A geologia da Baixada Fluminense impõe desafios consideráveis para qualquer projeto de engenharia. Em Duque de Caxias, a presença de espessos pacotes sedimentares, com argilas moles e lençol freático próximo à superfície, exige métodos de investigação que vão além da sondagem mecânica tradicional. A técnica de Sondagem Elétrica Vertical e os caminhamentos de resistividade permitem mapear a distribuição das camadas no subsolo a partir das propriedades elétricas dos materiais, sem necessidade de perfuração destrutiva. A equipe técnica executa levantamentos em terrenos urbanos e industriais do município, incluindo áreas próximas ao polo petroquímico, onde a contaminação do solo altera os valores de resistividade e precisa ser identificada com precisão. Essa abordagem é particularmente útil em Duque de Caxias porque a cidade se assenta sobre depósitos quaternários onde a interface entre solo residual, aterro e sedimento aluvionar nem sempre é clara. Antes de definir fundações profundas, muitos projetos se beneficiam do cruzamento de dados entre a sondagem SPT e a resistividade elétrica para validar a continuidade lateral das camadas competentes.
Em Duque de Caxias, a resistividade elétrica revela o que a sondagem isolada não vê: a continuidade lateral das argilas moles e a profundidade real do embasamento sob os sedimentos.
Considerações locais
O resistivímetro multicanal é calibrado antes de cada campanha em Duque de Caxias, utilizando resistores-padrão e verificando a impedância de contato dos eletrodos. Em terrenos muito condutivos, como as áreas de manguezal aterradas no distrito de Campos Elíseos, a corrente injetada precisa ser elevada para garantir relação sinal/ruído adequada — a equipe ajusta a potência de saída e, se necessário, umedece os pontos de contato com solução salina para reduzir a resistência de aterramento. Ignorar a variabilidade lateral da resistividade em Duque de Caxias pode levar a interpretações equivocadas sobre a profundidade do substrato competente. Já acompanhamos casos em que uma camada de aterro com entulho e resíduos industriais, saturada por chuvas intensas de verão, mascarou a assinatura geofísica da argila mole subjacente. Sem o cruzamento com uma SEV calibrada, o projetista corre o risco de subdimensionar estacas ou interpretar falsos topes rochosos. A resistividade interpretada sem calibração estratigráfica é apenas um número — o valor está na correlação geológica.
Perguntas frequentes
Qual o custo médio de uma campanha de resistividade elétrica em Duque de Caxias?
O investimento para um levantamento de resistividade elétrica / SEV em Duque de Caxias situa-se entre R$ 1.300 e R$ 2.520, dependendo da quantidade de SEVs, do comprimento das linhas de caminhamento 2D, da necessidade de topografia de apoio e das condições de acesso ao terreno. Cada proposta inclui mobilização de equipamento, aquisição de dados em campo, processamento com inversão e relatório técnico com seções interpretadas.
A resistividade elétrica funciona bem nos solos argilosos de Duque de Caxias?
Sim. As argilas orgânicas saturadas da Baixada Fluminense apresentam valores de resistividade muito baixos (tipicamente entre 1 e 10 ohm.m), o que gera um contraste nítido com camadas arenosas ou com o embasamento cristalino. Esse contraste é justamente o que torna a SEV e o caminhamento elétrico eficazes para mapear a espessura das argilas moles e a profundidade do substrato competente em Duque de Caxias.
Qual a diferença entre SEV e caminhamento elétrico?

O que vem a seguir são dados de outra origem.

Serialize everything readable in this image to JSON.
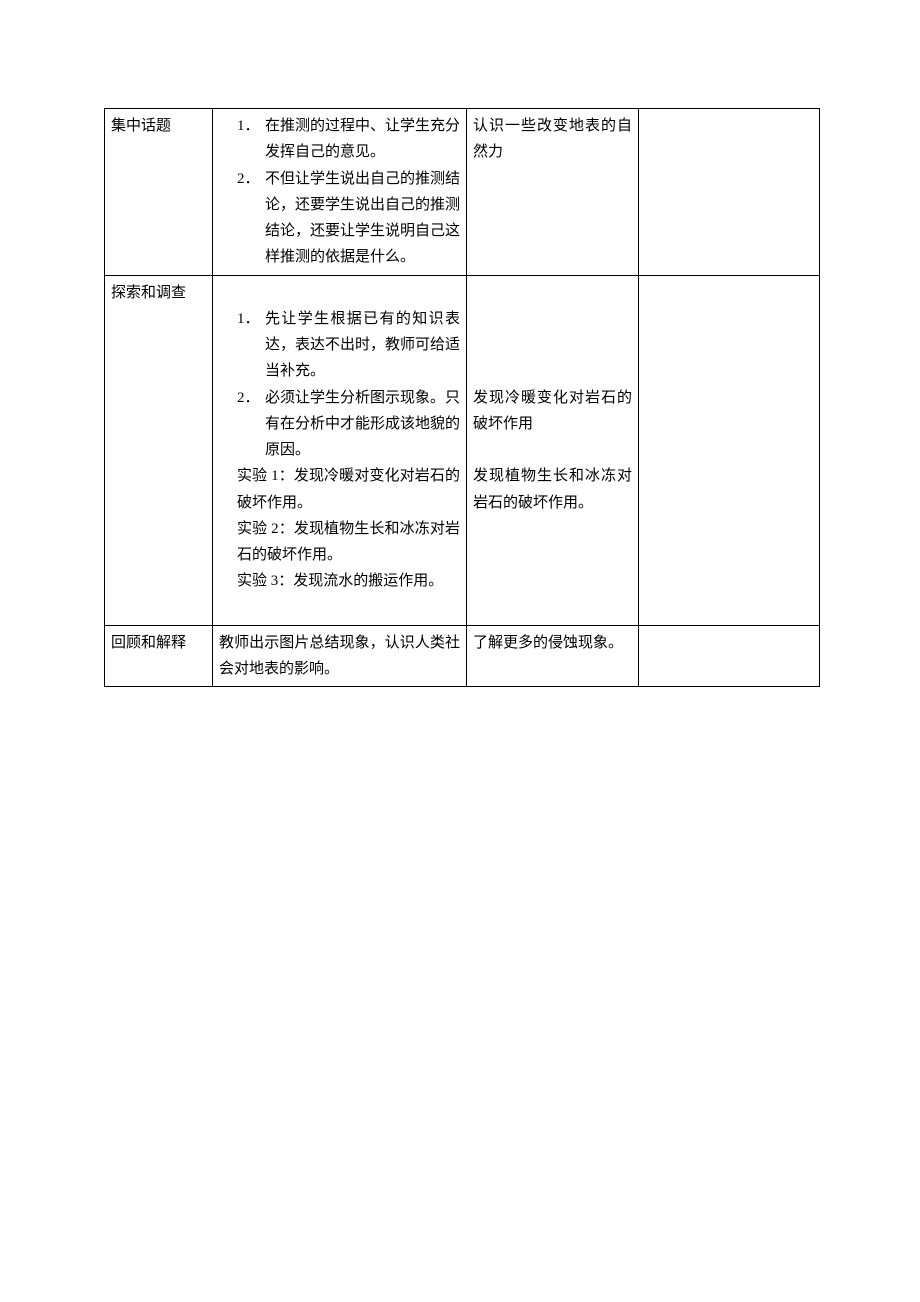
{
  "table": {
    "rows": [
      {
        "col1": "集中话题",
        "col2": {
          "items": [
            {
              "num": "1．",
              "text": "在推测的过程中、让学生充分发挥自己的意见。"
            },
            {
              "num": "2．",
              "text": "不但让学生说出自己的推测结论，还要学生说出自己的推测结论，还要让学生说明自己这样推测的依据是什么。"
            }
          ]
        },
        "col3": "认识一些改变地表的自然力",
        "col4": ""
      },
      {
        "col1": "探索和调查",
        "col2": {
          "items": [
            {
              "num": "1．",
              "text": "先让学生根据已有的知识表达，表达不出时，教师可给适当补充。"
            },
            {
              "num": "2．",
              "text": "必须让学生分析图示现象。只有在分析中才能形成该地貌的原因。"
            }
          ],
          "experiments": [
            "实验 1：发现冷暖对变化对岩石的破坏作用。",
            "实验 2：发现植物生长和冰冻对岩石的破坏作用。",
            "实验 3：发现流水的搬运作用。"
          ]
        },
        "col3": {
          "block1": "发现冷暖变化对岩石的破坏作用",
          "block2": "发现植物生长和冰冻对岩石的破坏作用。"
        },
        "col4": ""
      },
      {
        "col1": "回顾和解释",
        "col2": "教师出示图片总结现象，认识人类社会对地表的影响。",
        "col3": "了解更多的侵蚀现象。",
        "col4": ""
      }
    ]
  }
}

A Sondagem Elétrica Vertical (SEV) investiga a variação da resistividade em profundidade em um único ponto, expandindo progressivamente a distância entre eletrodos. Já o caminhamento elétrico desloca um arranjo fixo ao longo de uma linha, gerando uma seção contínua 2D. Em projetos em Duque de Caxias, é comum combinar ambas as técnicas: SEVs para calibrar profundidades e caminhamentos para mapear a continuidade lateral das camadas ou a extensão de plumas contaminantes.
Quanto tempo leva para entregar os resultados após o levantamento?
O prazo de entrega do relatório técnico varia conforme a complexidade do projeto, mas em geral os resultados preliminares são disponibilizados em até 5 dias úteis após a aquisição dos dados, com o relatório final completo — incluindo seções de resistividade interpretadas, modelo de camadas e correlação geológica — entregue em aproximadamente 10 dias úteis. Projetos com múltiplas linhas ou necessidade de inversão 3D podem demandar prazos adicionais, sempre alinhados previamente com o cliente.